I’ve heard from lots of writers and editors, and we’re all sort of reeling in puzzlement. What makes someone do something like this? How could he think he could get away with it? And the thing is, I wouldn’t be surprised to find that this issue is much more widespread than we think. Perhaps not to the systematic, serial level that Cator conducted, but smaller violations. Stories previously published elsewhere, contract violations, lines and phrases lifted, even unintentionally, from other places. The online journal writing world, the flash fiction writing world, is a small one, and one that I feel is bound together in some ways by trust, collaboration, and support. Many journals, operating with small volunteer staffs and little to no budget, don’t have the time to extensively scour the Internet to verify stories accepted are the works of the author and don’t appear anywhere else. Editors are overworked, under-thanked, and usually juggling a million other things, and they trust that writers are going by the honor code. It’s not an excuse, but it is often the reality. Clearly that can easily be taken advantage of.

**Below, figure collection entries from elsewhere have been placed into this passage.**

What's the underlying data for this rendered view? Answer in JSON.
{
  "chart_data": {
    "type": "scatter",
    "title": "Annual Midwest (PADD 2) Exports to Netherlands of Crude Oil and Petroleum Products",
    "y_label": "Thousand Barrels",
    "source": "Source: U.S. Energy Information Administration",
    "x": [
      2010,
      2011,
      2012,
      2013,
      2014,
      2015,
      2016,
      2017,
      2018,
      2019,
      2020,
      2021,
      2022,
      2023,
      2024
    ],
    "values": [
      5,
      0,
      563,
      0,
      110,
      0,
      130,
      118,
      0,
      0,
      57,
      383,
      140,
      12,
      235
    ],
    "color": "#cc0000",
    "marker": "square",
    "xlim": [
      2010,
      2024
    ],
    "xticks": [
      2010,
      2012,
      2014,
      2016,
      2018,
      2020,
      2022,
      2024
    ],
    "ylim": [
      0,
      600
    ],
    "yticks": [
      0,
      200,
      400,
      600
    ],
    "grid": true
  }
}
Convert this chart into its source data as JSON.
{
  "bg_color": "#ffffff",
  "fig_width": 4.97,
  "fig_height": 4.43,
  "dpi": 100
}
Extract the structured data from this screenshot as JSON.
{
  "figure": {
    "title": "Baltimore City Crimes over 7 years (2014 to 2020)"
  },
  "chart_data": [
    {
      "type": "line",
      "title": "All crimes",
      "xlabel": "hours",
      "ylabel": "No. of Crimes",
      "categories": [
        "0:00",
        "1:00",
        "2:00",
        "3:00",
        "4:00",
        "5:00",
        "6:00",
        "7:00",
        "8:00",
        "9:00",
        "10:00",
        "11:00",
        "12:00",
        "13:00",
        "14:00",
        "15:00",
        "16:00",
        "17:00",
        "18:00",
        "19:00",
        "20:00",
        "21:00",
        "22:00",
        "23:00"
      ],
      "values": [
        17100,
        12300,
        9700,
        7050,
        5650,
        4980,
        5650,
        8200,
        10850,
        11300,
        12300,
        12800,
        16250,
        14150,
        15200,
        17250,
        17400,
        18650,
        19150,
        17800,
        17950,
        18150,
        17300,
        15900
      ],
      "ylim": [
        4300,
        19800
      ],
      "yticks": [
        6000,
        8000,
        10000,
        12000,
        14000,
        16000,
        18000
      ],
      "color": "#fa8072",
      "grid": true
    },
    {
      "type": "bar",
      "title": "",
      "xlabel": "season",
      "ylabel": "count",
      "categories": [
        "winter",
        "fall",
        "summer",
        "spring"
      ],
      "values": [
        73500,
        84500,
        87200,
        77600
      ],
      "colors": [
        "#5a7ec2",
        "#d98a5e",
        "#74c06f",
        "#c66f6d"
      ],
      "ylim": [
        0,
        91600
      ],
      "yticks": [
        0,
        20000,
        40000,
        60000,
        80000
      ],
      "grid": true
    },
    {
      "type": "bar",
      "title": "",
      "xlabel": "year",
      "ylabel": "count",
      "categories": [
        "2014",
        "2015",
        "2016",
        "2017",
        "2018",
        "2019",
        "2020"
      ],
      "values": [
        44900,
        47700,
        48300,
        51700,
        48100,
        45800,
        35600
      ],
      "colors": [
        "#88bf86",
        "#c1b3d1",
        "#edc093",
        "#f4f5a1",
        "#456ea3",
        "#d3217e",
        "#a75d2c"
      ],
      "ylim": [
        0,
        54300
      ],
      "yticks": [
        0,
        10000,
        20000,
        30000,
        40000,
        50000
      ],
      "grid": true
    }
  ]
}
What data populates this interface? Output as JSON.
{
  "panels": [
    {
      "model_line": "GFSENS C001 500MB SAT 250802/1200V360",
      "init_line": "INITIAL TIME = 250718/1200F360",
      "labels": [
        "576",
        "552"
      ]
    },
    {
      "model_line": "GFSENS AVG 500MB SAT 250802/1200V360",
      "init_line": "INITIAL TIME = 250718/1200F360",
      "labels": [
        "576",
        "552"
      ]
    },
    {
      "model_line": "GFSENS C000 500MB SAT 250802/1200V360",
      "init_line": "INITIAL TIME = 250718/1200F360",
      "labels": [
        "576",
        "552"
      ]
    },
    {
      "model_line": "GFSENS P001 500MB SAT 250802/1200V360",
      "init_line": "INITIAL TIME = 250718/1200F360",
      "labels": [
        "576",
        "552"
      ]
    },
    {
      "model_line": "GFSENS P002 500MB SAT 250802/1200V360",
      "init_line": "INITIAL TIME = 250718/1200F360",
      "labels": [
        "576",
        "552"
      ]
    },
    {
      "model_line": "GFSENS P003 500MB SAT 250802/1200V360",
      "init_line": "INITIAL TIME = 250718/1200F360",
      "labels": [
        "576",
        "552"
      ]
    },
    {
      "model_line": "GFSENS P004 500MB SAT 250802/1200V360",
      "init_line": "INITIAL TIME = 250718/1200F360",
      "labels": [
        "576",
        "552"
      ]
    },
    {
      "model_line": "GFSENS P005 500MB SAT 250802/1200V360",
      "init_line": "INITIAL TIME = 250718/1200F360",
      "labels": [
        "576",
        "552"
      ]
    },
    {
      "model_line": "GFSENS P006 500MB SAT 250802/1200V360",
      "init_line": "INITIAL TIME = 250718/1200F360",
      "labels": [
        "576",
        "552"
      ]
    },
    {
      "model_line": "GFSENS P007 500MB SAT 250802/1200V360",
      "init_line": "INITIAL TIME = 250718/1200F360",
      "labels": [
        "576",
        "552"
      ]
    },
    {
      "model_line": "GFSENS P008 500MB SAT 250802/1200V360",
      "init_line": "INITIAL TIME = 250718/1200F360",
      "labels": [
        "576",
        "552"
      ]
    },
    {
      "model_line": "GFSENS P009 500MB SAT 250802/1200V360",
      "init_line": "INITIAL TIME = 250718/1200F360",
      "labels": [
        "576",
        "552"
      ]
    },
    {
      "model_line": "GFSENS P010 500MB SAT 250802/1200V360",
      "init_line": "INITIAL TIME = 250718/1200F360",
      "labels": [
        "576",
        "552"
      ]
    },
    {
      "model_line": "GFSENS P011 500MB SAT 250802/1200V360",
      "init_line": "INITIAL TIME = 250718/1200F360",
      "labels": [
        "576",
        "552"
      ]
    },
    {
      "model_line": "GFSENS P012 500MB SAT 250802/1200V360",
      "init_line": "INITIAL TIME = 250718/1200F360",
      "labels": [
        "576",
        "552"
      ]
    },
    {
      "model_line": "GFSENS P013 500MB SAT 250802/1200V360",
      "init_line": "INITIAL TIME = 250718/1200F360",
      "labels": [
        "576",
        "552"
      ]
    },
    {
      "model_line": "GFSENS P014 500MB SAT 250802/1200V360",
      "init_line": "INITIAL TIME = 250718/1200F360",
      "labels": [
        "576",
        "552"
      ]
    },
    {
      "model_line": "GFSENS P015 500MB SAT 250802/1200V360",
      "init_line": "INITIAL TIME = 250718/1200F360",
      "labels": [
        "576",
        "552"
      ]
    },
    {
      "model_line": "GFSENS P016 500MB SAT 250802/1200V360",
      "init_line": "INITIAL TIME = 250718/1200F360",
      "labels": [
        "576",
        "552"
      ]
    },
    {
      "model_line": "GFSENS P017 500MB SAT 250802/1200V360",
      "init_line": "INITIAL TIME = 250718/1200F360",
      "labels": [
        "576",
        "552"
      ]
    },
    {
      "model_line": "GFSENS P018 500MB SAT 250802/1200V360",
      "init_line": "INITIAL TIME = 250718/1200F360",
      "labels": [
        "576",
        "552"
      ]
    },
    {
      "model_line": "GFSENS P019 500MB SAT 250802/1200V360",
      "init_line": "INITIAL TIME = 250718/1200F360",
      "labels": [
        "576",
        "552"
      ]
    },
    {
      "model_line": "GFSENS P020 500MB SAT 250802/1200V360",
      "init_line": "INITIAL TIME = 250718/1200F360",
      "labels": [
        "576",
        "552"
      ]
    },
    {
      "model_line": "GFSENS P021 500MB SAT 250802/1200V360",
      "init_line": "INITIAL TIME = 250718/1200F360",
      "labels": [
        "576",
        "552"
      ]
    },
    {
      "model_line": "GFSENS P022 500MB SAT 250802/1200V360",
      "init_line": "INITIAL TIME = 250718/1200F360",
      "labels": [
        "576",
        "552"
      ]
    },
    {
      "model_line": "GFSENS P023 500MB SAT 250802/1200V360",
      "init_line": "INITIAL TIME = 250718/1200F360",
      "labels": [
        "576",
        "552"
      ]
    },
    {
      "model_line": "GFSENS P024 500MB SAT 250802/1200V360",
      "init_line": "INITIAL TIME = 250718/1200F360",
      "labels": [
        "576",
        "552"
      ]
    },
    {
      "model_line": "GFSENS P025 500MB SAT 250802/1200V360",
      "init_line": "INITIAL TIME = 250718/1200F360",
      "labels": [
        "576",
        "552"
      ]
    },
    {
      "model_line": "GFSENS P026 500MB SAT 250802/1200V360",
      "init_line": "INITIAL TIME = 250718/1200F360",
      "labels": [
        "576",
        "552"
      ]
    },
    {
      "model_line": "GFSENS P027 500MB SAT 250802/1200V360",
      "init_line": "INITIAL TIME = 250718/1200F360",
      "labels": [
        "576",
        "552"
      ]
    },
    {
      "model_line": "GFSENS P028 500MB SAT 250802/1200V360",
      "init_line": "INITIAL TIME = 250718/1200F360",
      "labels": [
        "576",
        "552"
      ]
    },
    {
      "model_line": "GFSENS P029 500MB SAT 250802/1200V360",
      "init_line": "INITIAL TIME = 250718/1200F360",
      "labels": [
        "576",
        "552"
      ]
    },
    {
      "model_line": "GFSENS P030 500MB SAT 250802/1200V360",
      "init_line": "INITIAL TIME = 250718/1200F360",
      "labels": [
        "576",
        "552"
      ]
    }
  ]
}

At SmokeLong, we’ve been discussing this issue and trying to decide what actions to take. I believe in the next few months we will be changing our editorial process slightly to give room to vet stories accepted and ensure as much as possible that we are publishing the highest quality and original works by writers. To my knowledge, we have never discovered plagiarism in any of our published stories, but that doesn’t mean it can’t happen or hasn’t.